Susagi

Susagi (Set Unsupervised Assessment of Genetic Imposters) is a "microbiome world model" that learns the rules governing which bacteria can coexist in a community. Rather than predicting the structure of a single organism, it treats a microbiome sample as an unordered set of taxa and asks a self-supervised question: given the members observed in a community, which ones genuinely belong and which are imposters? By learning to separate true members from plausible-looking decoys across millions of samples, the model induces a member-level "stability" score that reflects how well each taxon fits its community context.

The model was developed by Marco Peluso, Janko Tackmann, and Christian von Mering at the University of Zurich (and the SIB Swiss Institute of Bioinformatics), and released as a bioRxiv preprint in May 2026. It addresses a long-standing gap in microbial ecology: traditional machine-learning approaches struggle to generalize across cohorts, biomes, and hosts because community composition is high-dimensional, sparse, and context-dependent. Susagi instead leverages the scale of the MicrobeAtlas reference resource to learn community structure in a way that transfers without retraining.

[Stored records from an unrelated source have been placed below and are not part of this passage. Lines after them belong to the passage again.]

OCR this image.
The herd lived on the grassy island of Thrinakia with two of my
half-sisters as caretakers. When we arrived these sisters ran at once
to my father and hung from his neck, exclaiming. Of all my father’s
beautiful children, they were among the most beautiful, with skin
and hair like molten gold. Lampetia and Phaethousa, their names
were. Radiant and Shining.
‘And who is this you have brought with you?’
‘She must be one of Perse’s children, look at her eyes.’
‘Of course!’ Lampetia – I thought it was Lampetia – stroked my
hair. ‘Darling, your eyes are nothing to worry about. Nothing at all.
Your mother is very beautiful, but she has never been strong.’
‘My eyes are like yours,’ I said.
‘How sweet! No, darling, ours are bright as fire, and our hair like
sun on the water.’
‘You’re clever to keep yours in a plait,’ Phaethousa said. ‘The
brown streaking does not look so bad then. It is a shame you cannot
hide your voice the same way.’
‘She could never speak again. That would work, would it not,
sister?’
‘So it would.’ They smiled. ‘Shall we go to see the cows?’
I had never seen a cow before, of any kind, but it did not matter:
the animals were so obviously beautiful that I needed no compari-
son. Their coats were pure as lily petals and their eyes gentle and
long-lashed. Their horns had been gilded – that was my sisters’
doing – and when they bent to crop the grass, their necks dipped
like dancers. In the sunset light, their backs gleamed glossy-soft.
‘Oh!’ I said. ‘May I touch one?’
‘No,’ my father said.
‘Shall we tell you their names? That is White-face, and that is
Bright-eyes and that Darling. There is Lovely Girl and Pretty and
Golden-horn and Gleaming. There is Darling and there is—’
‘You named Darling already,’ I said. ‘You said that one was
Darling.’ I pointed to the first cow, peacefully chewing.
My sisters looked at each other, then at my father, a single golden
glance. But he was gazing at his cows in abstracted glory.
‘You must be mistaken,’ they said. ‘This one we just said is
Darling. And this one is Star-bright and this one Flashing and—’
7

Its central claim is zero-shot prediction of community composition dynamics: applied to three challenging microbiome settings where conventional ML pipelines underperform, the learned stability scores predict ecological behavior without any task-specific fine-tuning. This positions Susagi alongside emerging "foundation model" approaches in genomics, but framed around community-level set modeling rather than single-sequence representation.

#Key Features

• Permutation-invariant set encoding: A transformer encoder without positional encodings treats each community as an unordered set, so predictions do not depend on the arbitrary order of taxa in a sample.
• Imposter (denoising) objective: Training constructs negative "imposter" OTUs that are embedding-space neighbors but absent from the true community, forcing the model to learn which members are contextually plausible.
• Member-level stability scores: The model outputs a per-taxon scalar that quantifies how well each member fits its community, enabling dropout, colonization, and trajectory analyses.
• Sequence-grounded inputs via ProkBERT: Taxa are represented by ProkBERT embeddings of SSU rRNA representative sequences, mapping every community member into a shared latent space.
• Optional metadata conditioning: Text-aware checkpoints incorporate biome and host metadata embeddings alongside DNA, while DNA-only checkpoints operate on sequence information alone.

#Technical Details

Susagi is a compact transformer-encoder operating on sets of embeddings. Each OTU is represented by a 384-dimensional ProkBERT-derived embedding (97% OTU level, from the MicrobeAtlas MAPseq reference of roughly 100,000 representative SSU rRNA sequences); optional text metadata enters as 1536-dimensional embeddings. Type-specific linear layers project these into a shared model space, and a positional-encoding-free encoder produces a per-token stability logit. The training corpus comprises approximately 2 million bacterial community samples from MicrobeAtlas. Four checkpoints are released spanning two sizes and two modalities: small (d_model 20, 3 layers) and large (d_model 100, 5 layers), each in DNA-only and DNA+text variants. Negatives are generated by sampling roughly one-third of a community's size as imposters, with difficulty tuned via minimum cosine-similarity cutoffs. Evaluation spans three settings—gingivitis dropout prediction, DIABIMMUNE infant trajectory analysis, and cross-country IBS prediction—where the zero-shot stability scores outperform conventional baselines.

#Applications

Susagi is aimed at microbial ecologists and computational biologists studying community assembly, stability, and dynamics from amplicon (SSU rRNA) survey data. Because the stability score is produced zero-shot, researchers can probe questions such as which taxa are likely to drop out, which could colonize a community, or how an infant gut microbiome trajectory will unfold—without assembling a cohort-specific training set. An interactive HuggingFace Space lets users explore predictions, and the released checkpoints support downstream rollout and perturbation experiments. In practice, inference depends on upstream tooling: input taxa must be embedded with ProkBERT and mapped to MicrobeAtlas OTUs, so the model is best suited to workflows already grounded in that reference.

#Impact

By reframing microbiome modeling as permutation-invariant set denoising over millions of samples, Susagi offers a route to cross-cohort generalization that has eluded standard supervised pipelines. Its demonstration of zero-shot transfer across gingivitis, infant gut, and IBS datasets suggests that large-scale self-supervised pretraining can capture transferable ecological structure, an idea that could influence how community dynamics are predicted in clinical and environmental microbiome research. As a preprint, its results await peer review and broader independent benchmarking. Notably, while the preprint is released under CC BY, the model weights on GitHub and HuggingFace carry no specified license, which users should consider before redistribution or commercial use.